Большинство сведений, среди них собственное свидетельство Достоевского, утверждают скорее, что только во время отбывания наказания в Сибири болезнь приняла свой окончательный, эпилептический характер. К сожалению, есть основания не доверять автобиографическим сообщениям невротиков. Опыт показывает, что их память прибегает к фальсификациям, предназначенным для того, чтобы разорвать неприятную причинную связь. Однако кажется установленным, что пребывание в сибирской тюрьме существенно изменило и болезненное состояние Достоевского.

Очевидная связь между отцеубийством в «Братьях Карамазовых» и судьбой отца Достоевского бросилась в глаза многим биографам и побудила их ссылаться на «известное современное психологическое направление». Психоаналитическое рассмотрение, ибо здесь имелось в виду оно, пыталось в этом событии распознать тяжелейшую травму, а в реакции Достоевского на него – исходный момент его невроза.

Если же я попытаюсь психоаналитически обосновать выдвинутое положение, то вынужден опасаться, что останусь непонятным всем тем, кто не знаком со способами выражения и учениями психоанализа.

У нас есть надежный исходный пункт. Мы знаем смысл первых припадков Достоевского в его юные годы, задолго до появления «эпилепсии». Эти припадки имели значение смерти, они сопровождались страхом смерти и заключались в состояниях летаргического сна. Когда им впервые овладело неожиданное, беспричинное уныние (болезнь), он был еще ребенком; чувство, о котором он позднее рассказывал своему другу Соловьеву, будто он должен вот-вот умереть; и действительно за этим следовало состояние, совершенно похожее на настоящую смерть… Его брат Андрей рассказывал, что Федор еще в юные годы имел обыкновение перед тем, как лечь спать, оставлять записки, он боялся, что ночью впадет в сон, внешне напоминающий смерть, и поэтому просил его похоронить только через пять дней.

Мы знаем смысл и намерение таких приступов смерти.

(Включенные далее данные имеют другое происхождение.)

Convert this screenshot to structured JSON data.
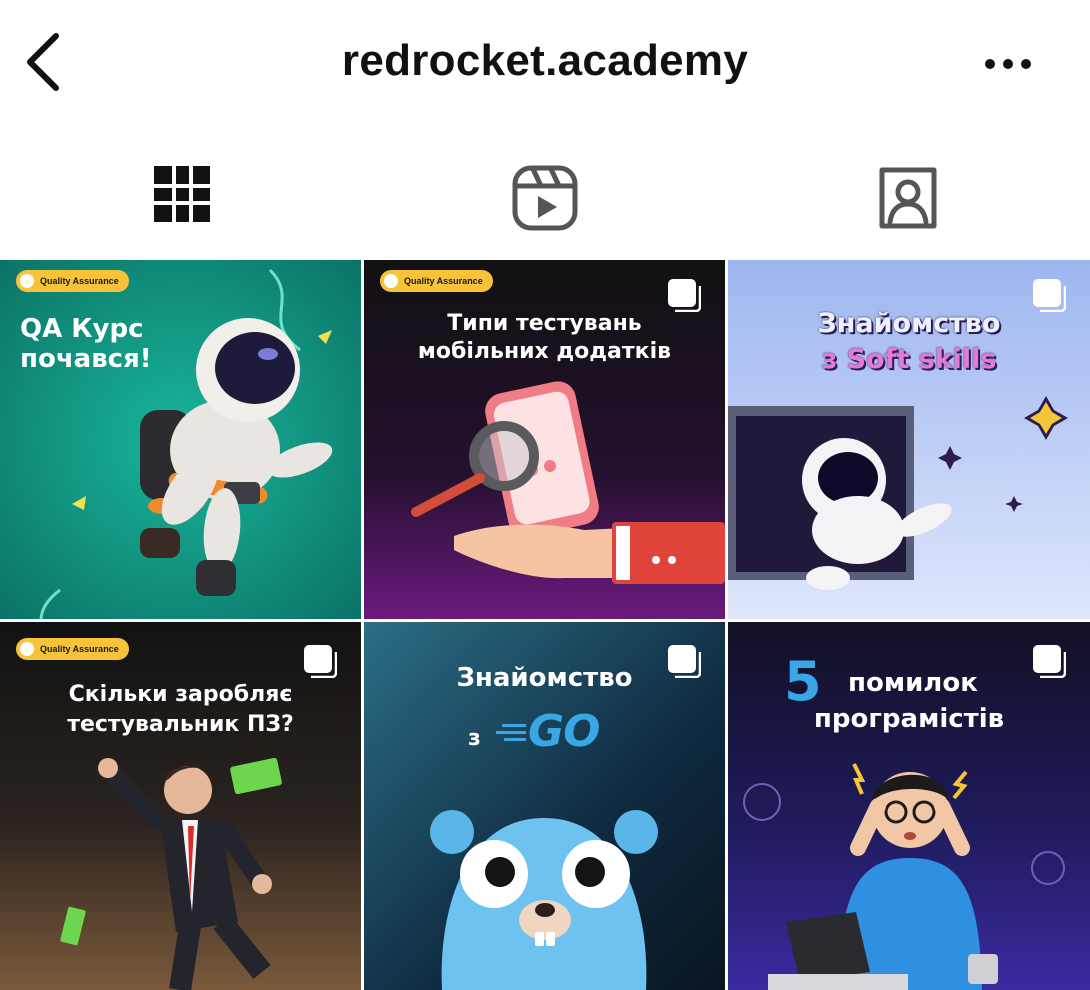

Они означают идентификацию с мертвым, человеком, который действительно умер или пока еще жив, но хочет умереть. Последний случай более важен. Тогда припадок имеет значение наказания. Человек пожелал другому смерти, теперь он – этот другой и сам мертв. Здесь психоаналитическое учение утверждает, что этим другим для мальчика, как правило, является отец, а припадок, называемый истерическим, – стало быть, представляет собой самонаказание за пожелание смерти ненавистному отцу.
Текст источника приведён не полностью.